For instance, there are design elements that are important for IRBs to consider when reviewing these protocols. “A cannabis protocol should include as much information as possible about the chemical agent,” Higley explained.
Studies involving marijuana should include plant characteristics, including species, variety, strain, how it is harvested, how much of the plant is used, extraction methodology, and concentrations of relevant chemicals. “We believe if sponsors of principal investigators fail to provide this information, then it is within the purview of the IRB to require it,” Higley said.
IRBs also should ensure investigators list all potential risks in informed consent documents for studies of marijuana or any of its derivatives, including cannabidiol (CBD) products.
“There also are many unanswered questions about the science, safety, and quality of products containing CBD,” Throckmorton told Congress. “The agency is working on answering these questions through ongoing efforts, including feedback from a recent FDA hearing and information and data-gathering through a public docket.”

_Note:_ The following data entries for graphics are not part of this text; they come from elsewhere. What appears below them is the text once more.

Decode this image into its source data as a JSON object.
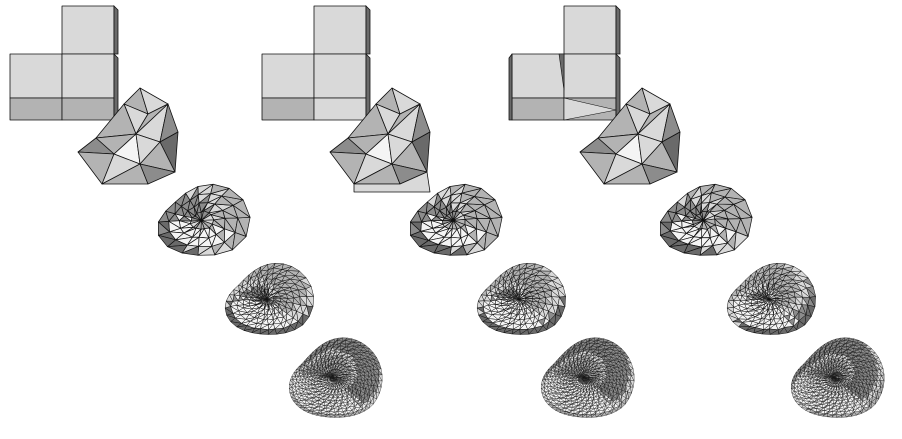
{
  "figure": {
    "description_free": true,
    "columns": [
      {
        "id": "col-1",
        "stages": [
          "cube-base",
          "subdivision-1",
          "subdivision-2",
          "subdivision-3",
          "subdivision-4"
        ]
      },
      {
        "id": "col-2",
        "stages": [
          "cube-base",
          "subdivision-1",
          "subdivision-2",
          "subdivision-3",
          "subdivision-4"
        ]
      },
      {
        "id": "col-3",
        "stages": [
          "cube-base",
          "subdivision-1",
          "subdivision-2",
          "subdivision-3",
          "subdivision-4"
        ]
      }
    ],
    "colors": {
      "background": "#ffffff",
      "face_light": "#d9d9d9",
      "face_mid": "#b3b3b3",
      "face_dark": "#8c8c8c",
      "face_darker": "#6a6a6a",
      "face_white": "#f4f4f4",
      "edge": "#111111"
    }
  }
}
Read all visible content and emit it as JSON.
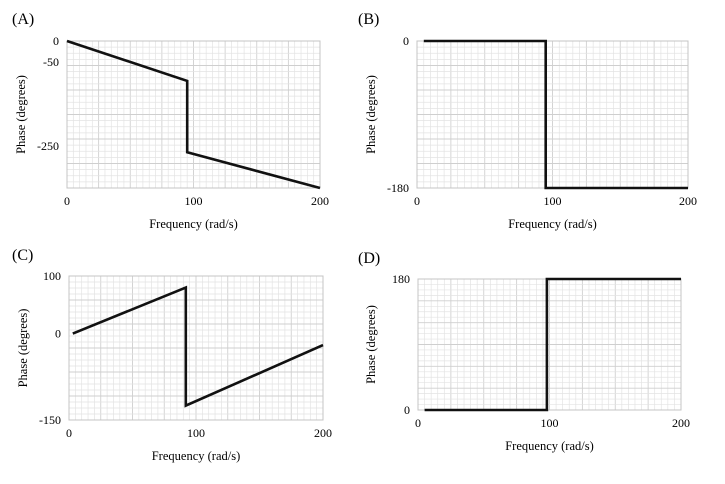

Throckmorton listed these potential risks associated with using CBD products:
• Liver damage. “We are concerned about potential liver injury associated with CBD use that could go undetected if not monitored by a healthcare provider,” Throckmorton testified.
• Drug interactions. Drug interactions were seen in CBD studies. For example, Epidiolex studies show a risk of CBD affecting a patient’s other medicines.
• Male reproductive toxicity. Laboratory animal studies show male reproductive toxicity, including a decrease in testicular size, inhibition of sperm growth and development, and decreased circulating testosterone, Throckmorton said.
When IRBs review studies involving THC-containing products, they should be aware of the risk that a research participant might drive under the influence.
IRBs also might ask questions about any placebo-controlled design, Higley noted. “Cannabis studies can show a high response rate in a placebo group,” she said. “The pros and cons of providing a placebo group should be evaluated.”